Direktur Jenderal Energi Baru, Terbarukan, dan Konservasi Energi (EBTKE) Kementerian ESDM, Dadan Kusdiana mengatakan, Permen yang diundangkan pada 20 Agustus 2021 lalu itu, sedang dikaji ulang terkait dampak dari penerapannya.

"Untuk sekarang memang masih kami hold (tahan) Permen 26/2021 ini," ungkapnya dalam konferensi pers virtual, Senin (17/1/2022).

Ia mengatakan, kaji ulang Permen 26/2021 tak hanya dilakukan oleh Kementerian ESDM, tapi juga melibatkan kementerian lainnya, seperti Kementerian Koordinator Bidang Perekonomian serta Kementerian Koordinator Bidang Kemaritiman dan Investasi.

"Kami melalui kantor Setkab (Sekretariat Kabinet) sedang mengkonfirmasi angka-angka yang kita susun, seperti apa nanti pengaruhnya kepada sistem yang ada di PLN," jelas dia.

Dadan mengatakan, finalisasi peninjauan beleid tentang PLTS atap itu akan dibahas rapat koordinasi terbatas (rakortas) yang dipimpin oleh Menteri Koordinator Bidang Perekonomian Airlangga Hartarto. Namun, ia belum bisa memberikan waktu pasti rapat dilakukan.

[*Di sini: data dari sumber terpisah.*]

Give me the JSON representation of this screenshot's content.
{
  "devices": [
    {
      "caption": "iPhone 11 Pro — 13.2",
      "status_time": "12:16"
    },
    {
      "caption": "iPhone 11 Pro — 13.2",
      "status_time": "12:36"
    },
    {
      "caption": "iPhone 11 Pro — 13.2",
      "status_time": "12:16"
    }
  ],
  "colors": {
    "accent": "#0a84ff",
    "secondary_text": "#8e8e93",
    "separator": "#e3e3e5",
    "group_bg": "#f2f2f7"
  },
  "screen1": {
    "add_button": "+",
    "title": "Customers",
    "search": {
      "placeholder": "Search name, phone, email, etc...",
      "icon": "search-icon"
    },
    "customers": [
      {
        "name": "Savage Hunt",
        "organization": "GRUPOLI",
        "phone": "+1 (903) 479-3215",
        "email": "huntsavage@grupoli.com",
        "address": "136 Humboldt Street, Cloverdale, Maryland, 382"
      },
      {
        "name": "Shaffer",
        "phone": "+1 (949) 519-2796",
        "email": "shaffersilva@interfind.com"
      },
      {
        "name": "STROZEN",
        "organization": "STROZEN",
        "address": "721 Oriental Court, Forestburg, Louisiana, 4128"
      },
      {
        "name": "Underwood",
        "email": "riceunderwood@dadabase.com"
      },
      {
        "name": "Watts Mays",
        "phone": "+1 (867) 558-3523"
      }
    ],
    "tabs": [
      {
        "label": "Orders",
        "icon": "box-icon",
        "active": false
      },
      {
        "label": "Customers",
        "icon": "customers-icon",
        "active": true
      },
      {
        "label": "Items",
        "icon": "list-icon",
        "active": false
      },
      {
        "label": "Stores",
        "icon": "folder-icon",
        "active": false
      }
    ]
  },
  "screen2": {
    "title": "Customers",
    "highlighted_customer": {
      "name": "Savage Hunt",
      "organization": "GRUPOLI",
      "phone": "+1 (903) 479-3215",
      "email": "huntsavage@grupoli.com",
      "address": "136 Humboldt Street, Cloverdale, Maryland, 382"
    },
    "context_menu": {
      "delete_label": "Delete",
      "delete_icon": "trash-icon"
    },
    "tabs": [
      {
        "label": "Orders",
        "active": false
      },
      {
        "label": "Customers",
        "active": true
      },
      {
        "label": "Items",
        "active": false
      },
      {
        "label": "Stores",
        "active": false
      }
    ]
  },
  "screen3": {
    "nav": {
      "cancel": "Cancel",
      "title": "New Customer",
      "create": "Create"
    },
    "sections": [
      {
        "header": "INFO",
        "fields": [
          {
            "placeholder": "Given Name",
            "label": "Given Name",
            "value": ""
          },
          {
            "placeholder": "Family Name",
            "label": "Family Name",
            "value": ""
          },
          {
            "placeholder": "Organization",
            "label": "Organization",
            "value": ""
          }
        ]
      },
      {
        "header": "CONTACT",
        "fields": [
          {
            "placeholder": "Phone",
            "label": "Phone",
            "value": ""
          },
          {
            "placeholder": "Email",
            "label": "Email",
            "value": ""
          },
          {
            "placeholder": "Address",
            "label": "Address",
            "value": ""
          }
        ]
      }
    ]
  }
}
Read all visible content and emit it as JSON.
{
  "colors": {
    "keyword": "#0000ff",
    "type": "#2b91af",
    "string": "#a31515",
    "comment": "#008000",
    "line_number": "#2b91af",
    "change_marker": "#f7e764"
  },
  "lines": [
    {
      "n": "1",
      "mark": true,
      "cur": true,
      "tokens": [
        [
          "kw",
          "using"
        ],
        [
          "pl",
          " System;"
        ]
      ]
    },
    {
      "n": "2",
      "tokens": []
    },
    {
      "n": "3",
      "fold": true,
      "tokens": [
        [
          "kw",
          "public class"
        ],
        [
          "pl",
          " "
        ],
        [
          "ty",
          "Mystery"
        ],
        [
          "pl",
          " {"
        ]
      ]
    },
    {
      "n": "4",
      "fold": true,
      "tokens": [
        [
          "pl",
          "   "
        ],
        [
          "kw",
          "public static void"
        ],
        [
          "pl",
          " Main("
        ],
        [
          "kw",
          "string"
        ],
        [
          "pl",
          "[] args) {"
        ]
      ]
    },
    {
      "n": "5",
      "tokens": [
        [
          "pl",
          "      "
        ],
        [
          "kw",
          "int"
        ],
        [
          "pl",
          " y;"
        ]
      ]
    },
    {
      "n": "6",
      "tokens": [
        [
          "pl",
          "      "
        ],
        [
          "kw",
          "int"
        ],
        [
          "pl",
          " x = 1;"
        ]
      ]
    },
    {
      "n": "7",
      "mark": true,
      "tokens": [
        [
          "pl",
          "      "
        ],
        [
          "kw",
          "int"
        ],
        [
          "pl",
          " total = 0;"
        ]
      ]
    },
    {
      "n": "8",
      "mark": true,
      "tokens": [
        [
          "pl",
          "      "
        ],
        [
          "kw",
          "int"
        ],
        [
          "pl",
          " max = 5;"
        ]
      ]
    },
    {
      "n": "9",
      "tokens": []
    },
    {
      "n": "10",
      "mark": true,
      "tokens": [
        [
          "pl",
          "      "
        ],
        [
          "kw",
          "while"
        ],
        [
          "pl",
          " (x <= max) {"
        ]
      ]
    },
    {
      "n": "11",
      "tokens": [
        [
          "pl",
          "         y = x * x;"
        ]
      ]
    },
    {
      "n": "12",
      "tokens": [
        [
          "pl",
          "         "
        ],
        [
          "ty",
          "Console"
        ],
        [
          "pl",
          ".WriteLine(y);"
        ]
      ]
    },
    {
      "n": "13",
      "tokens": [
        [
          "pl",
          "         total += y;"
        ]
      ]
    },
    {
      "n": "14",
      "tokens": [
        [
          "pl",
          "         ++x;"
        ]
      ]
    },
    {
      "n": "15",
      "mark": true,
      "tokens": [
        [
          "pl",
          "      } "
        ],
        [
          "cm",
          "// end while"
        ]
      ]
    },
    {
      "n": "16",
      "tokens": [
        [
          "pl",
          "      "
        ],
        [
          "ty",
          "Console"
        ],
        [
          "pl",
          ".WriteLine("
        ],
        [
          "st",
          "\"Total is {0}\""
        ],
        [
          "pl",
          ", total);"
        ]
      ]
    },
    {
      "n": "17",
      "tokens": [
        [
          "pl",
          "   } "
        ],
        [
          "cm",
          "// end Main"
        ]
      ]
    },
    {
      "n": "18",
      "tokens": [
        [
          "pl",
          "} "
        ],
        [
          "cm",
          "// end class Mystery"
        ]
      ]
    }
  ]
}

"Mudah-mudahan ini akan dilakukan segera untuk memastikan bahwa Permen ini bisa dieksekusi," kata dia.

Ia menjelaskan, setidaknya ada lima poin perubahan terkait PLTS Atap seiring dengan terbitnya Permen 26/2021 dibandingkan aturan sebelumnya di Permen 49/2018.

Pertama, ketentuan ekspor listrik menjadi 100 persen dari semula 65 persen. Artinya PLN wajib untuk membeli 100 persen listrik dari sisa daya PLTS Atap yang tidak terpakai oleh pelanggan.

Kemudian perpanjangan penihilan menjadi 6 bulan dari semula 3 bulan. Hal ini artinya akumulasi selisih antara energi listrik yang diekspor dan diimpor ke atau dari PLN, tagihannya akan dinihilkan per 6 bulan setiap 30 Juni dan 31 Desember.

Kedua, mekanisme pelayanan berbasis aplikasi dan pelayanan menjadi lebih singkat semula 15 hari menjadi 5 hari.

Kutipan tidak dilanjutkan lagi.